Fan game
A fan game is a game created by the fans of a work that is explicitly based on said work. In terms of the Super Smash Bros. series, this results in low-budget, non-profit games that imitate the gameplay of the series, while simultaneously allowing fans to create and use characters and stages without having to hack an existing game. Fan games tend to be created in environments such as Flash, Game Maker, or Clickteam Fusion, and as a result, are almost exclusively sprite-based. Although the games often feature trademarked characters, settings, music, and other such aspects, their lower production values and presentation causes fan games to be considered legal under parody or fair use laws.
Projects that involve modification of the actual games in the series, such as Project+, Smash Remix, Brawl-, and HewDraw Remix, can be considered a type of fan game. Such projects, however, are often considered separate from typical fan games, due to their differing development; fan games are generally created from scratch, whereas mods involve modifying an existing game.
Notable fan games[edit]
Super Smash Flash 2[edit]
Super Smash Flash 2, commonly abbreviated as SSF2, is a fan game made in Adobe Flash, and developed by the Super Smash Flash 2 Team, led by Gregory "Cleod9" McLeod, and published by McLeodGaming. It is a sequel to the 2006 fan game Super Smash Flash, McLeod's first attempt at a Smash-like game made in Adobe Flash which featured gameplay cues closer to a traditional platform game. SSF2 follows much of the same mechanics as the official Smash games, but differentiates itself by having a 2D pixel art style and much looser content criteria for inclusion of characters who have never appeared in the official games, including playable characters from manga and anime series, such as Goku, Monkey D. Luffy, Naruto Uzumaki, and Ichigo Kurosaki. There are 48 playable characters in total, 15 of whom have never been playable in the official games and five — the aforementioned manga and anime characters and the Black Mage from Final Fantasy — of whom have not appeared in the official games in any capacity. It is available as both a web browser game and as a downloadable game for Microsoft Windows, macOS, and Linux. The first demo of SSF2, version 0.1a, was released on December 25, 2007. The most recent version, Beta 1.4.0, was released on May 9, 2025. The developers would go on to make another platform fighter, Fraymakers.
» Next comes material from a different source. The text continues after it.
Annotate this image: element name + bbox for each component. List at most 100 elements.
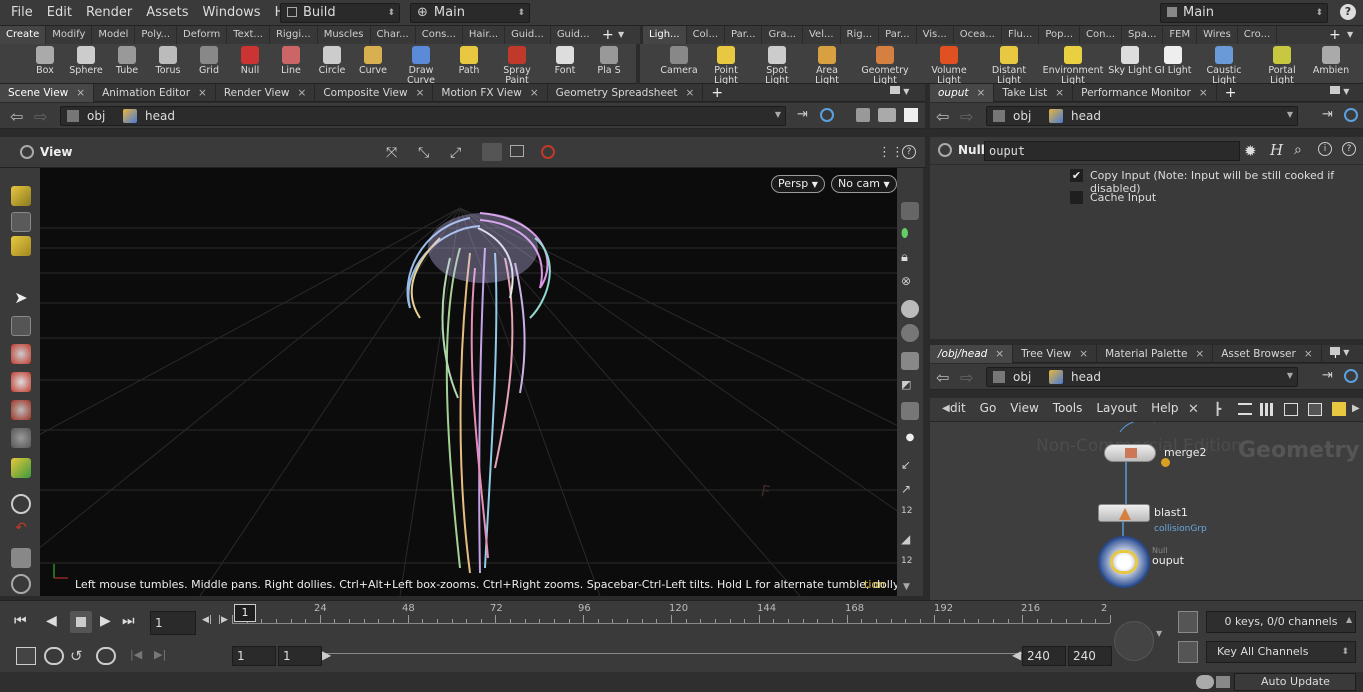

Super Smash Flash 2 is considered the most popular Smash fan game and fosters an active competitive scene, with several of the game's best players, such as LunarySSF2 and RiVer, eventually moving on to compete in official Smash titles.
Super Smash Bros. Crusade[edit]
Super Smash Bros. Crusade, often abbreviated as SSBC or Crusade, is a fan game originally released on January 2nd, 2010, with the latest update being v0.9.5 on August 8, 2024. Crusade was originally developed for Windows using the Game Maker 7/8 engine by Team Phalcon, consisting of Phantom7, Falcon8r, and Dr.MarioX. Crusade has a large number of fighters with 77 playable characters, 88 if including variants, with 38 of them appearing in the official Super Smash Bros. series, though several play very differently. Up to six players can play simultaneously. Like Super Smash Flash 2, the game is looser than official Smash games with its criteria for playable characters, including the likes of Goku, Vegeta, and Weegee.
Super Smash Land[edit]
Super Smash Land is a fan-made demake of Super Smash Bros. developed with GameMaker 7 by Dan Fornace, released on September 14, 2011. The game loosely adapts Smash's gameplay to a 2-button layout, one for jumping and one for attacking, while featuring graphics in the style of the original Game Boy. The game features 6 playable characters, including Mega Man — who hadn't appeared in an official game at the time — and Vaporeon, who has yet to appear in any official game, as well as 11 stages. Fornace would later go on to develop the platform fighter game Rivals of Aether, released in 2017; the Tower of Heaven stage from Smash Land was carried forward into Rivals, while Vaporeon's moveset would act as the basis for the Rivals character Orcane.